A thesaurus entry should never include a term that is a substring of another term in the entry.
For example, consider the two-way equivalency:
Adam and Eve = Eve
If users type Eve, they get results for Eve or (Adam and Eve) (that is, the same results they would have gotten for Eve without the thesaurus). If users type Adam and Eve, they get results for (Adam and Eve) or Eve, causing the Adam and part of the query to be ignored.
Stop words such as and or the should not be used in single-word thesaurus forms. For example, if the has been configured as a stop word, an equivalency between thee and the is not useful.
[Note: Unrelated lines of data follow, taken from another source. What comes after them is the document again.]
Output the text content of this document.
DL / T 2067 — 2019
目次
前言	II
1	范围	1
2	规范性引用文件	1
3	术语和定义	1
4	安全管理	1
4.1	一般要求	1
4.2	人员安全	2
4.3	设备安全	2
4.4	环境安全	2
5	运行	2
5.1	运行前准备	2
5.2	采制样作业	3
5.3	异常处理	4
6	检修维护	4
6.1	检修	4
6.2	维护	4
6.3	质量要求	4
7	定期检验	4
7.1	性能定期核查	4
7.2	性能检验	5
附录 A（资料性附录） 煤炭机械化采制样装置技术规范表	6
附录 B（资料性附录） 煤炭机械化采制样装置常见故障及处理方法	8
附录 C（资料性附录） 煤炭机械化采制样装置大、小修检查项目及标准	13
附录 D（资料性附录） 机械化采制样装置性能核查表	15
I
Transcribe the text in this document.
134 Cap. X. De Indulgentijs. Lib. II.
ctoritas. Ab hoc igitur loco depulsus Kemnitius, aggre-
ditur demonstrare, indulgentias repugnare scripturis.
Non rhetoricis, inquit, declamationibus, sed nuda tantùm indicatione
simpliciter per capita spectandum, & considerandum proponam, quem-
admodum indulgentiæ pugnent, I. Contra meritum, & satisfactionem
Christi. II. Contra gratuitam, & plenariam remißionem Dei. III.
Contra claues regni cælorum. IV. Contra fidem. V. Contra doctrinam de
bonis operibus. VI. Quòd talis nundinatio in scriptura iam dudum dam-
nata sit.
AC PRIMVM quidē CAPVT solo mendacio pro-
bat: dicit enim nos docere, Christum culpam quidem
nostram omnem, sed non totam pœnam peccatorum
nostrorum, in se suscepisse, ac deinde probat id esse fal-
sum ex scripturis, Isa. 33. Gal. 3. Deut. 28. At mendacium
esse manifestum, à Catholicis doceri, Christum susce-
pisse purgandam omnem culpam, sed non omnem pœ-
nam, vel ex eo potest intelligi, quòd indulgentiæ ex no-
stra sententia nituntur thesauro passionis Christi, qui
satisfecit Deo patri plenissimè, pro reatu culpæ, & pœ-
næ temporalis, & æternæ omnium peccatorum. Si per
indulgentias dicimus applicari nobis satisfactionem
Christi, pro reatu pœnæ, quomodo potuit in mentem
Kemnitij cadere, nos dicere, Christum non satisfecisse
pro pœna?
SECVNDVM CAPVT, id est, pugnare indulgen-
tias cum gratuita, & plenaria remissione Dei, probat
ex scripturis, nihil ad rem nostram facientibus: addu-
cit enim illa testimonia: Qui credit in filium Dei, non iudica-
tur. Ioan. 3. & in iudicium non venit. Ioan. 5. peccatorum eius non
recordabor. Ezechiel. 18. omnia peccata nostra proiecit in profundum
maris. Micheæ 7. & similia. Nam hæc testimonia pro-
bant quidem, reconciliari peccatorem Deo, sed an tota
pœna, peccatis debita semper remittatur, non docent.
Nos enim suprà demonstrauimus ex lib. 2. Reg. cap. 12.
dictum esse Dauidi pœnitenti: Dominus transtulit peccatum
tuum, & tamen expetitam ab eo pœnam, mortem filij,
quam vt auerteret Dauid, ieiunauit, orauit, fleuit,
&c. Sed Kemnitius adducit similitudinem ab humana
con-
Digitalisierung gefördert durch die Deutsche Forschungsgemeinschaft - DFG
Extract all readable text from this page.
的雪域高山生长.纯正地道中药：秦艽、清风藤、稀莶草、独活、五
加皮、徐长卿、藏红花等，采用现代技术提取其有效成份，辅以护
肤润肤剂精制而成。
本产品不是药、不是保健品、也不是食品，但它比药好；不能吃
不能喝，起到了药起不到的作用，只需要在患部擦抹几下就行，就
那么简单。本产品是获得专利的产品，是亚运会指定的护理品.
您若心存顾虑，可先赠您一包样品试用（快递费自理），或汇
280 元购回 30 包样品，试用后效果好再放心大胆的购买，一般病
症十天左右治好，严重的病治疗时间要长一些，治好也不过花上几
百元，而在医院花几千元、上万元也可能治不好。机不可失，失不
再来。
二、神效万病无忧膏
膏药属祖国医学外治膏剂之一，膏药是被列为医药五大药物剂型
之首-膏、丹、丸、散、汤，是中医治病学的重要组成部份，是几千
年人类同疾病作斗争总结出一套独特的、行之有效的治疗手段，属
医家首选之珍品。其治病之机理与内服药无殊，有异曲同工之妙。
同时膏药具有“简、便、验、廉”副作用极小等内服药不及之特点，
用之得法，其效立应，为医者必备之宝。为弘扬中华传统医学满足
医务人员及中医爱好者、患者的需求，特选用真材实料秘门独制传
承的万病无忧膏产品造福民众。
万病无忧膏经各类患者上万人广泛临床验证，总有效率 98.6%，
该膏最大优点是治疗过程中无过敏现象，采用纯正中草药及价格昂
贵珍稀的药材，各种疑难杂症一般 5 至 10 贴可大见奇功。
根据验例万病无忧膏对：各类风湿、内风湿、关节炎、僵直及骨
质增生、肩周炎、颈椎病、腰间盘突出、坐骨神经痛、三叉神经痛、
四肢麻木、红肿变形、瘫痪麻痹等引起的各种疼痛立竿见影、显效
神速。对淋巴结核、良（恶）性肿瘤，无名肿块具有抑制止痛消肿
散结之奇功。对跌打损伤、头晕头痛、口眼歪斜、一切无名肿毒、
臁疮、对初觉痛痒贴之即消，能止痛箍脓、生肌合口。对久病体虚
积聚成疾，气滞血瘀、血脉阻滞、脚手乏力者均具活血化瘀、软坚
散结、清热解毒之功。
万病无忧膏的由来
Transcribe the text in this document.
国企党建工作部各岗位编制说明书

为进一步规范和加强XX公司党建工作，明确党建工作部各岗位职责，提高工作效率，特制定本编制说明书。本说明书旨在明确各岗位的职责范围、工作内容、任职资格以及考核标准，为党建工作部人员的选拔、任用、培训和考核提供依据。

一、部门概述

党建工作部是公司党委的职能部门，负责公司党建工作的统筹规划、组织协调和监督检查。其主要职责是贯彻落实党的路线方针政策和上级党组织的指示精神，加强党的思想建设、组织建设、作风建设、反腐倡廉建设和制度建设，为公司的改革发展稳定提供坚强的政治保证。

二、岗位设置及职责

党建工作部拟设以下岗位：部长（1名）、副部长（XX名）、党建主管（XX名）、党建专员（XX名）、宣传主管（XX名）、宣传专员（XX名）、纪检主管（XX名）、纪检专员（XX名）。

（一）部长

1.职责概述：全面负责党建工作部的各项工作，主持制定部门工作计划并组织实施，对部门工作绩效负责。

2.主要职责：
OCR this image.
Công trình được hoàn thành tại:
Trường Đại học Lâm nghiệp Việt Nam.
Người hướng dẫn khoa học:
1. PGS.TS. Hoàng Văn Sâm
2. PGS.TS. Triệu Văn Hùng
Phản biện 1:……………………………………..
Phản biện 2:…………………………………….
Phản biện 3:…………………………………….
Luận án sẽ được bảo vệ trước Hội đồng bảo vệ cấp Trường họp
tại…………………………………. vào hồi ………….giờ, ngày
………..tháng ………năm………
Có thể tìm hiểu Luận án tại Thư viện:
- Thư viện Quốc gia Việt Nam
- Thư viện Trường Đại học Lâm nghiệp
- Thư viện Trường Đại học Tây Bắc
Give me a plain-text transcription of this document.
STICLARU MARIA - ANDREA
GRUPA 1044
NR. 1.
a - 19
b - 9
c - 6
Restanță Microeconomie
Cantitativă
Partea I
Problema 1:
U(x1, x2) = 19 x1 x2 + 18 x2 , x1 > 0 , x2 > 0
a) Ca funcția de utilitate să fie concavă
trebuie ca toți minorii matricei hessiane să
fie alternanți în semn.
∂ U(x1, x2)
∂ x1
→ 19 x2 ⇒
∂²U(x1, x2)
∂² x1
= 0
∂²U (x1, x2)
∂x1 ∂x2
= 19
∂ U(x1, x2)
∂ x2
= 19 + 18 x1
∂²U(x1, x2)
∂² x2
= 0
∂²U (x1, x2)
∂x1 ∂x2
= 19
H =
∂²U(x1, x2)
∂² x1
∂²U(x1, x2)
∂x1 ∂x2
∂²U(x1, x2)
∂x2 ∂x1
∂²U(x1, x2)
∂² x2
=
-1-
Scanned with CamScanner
You can use stop words in multi-word thesaurus forms, because multi-word thesaurus forms are handled as phrases. In phrases, a stop word is treated as a literal word and not a stop word.
Avoid multi-word thesaurus forms where single-word forms are appropriate. In particular, avoid multi-word forms that are not phrases that users are likely to type, or to which phrase expansion is likely to provide relevant additional results.
For example, the two-way thesaurus entry:
Aethelstan, King Of England (D. 939) = Athelstan, King Of England (D. 939)
should be replaced with the single-word form:
Aethelstan = Athelstan
Thesaurus forms should not use non-searchable characters. For example, the one-way thesaurus entry:
Pikes Peak -> Pike’s Peak
should be used only if the apostrophe (') is enabled as a search character.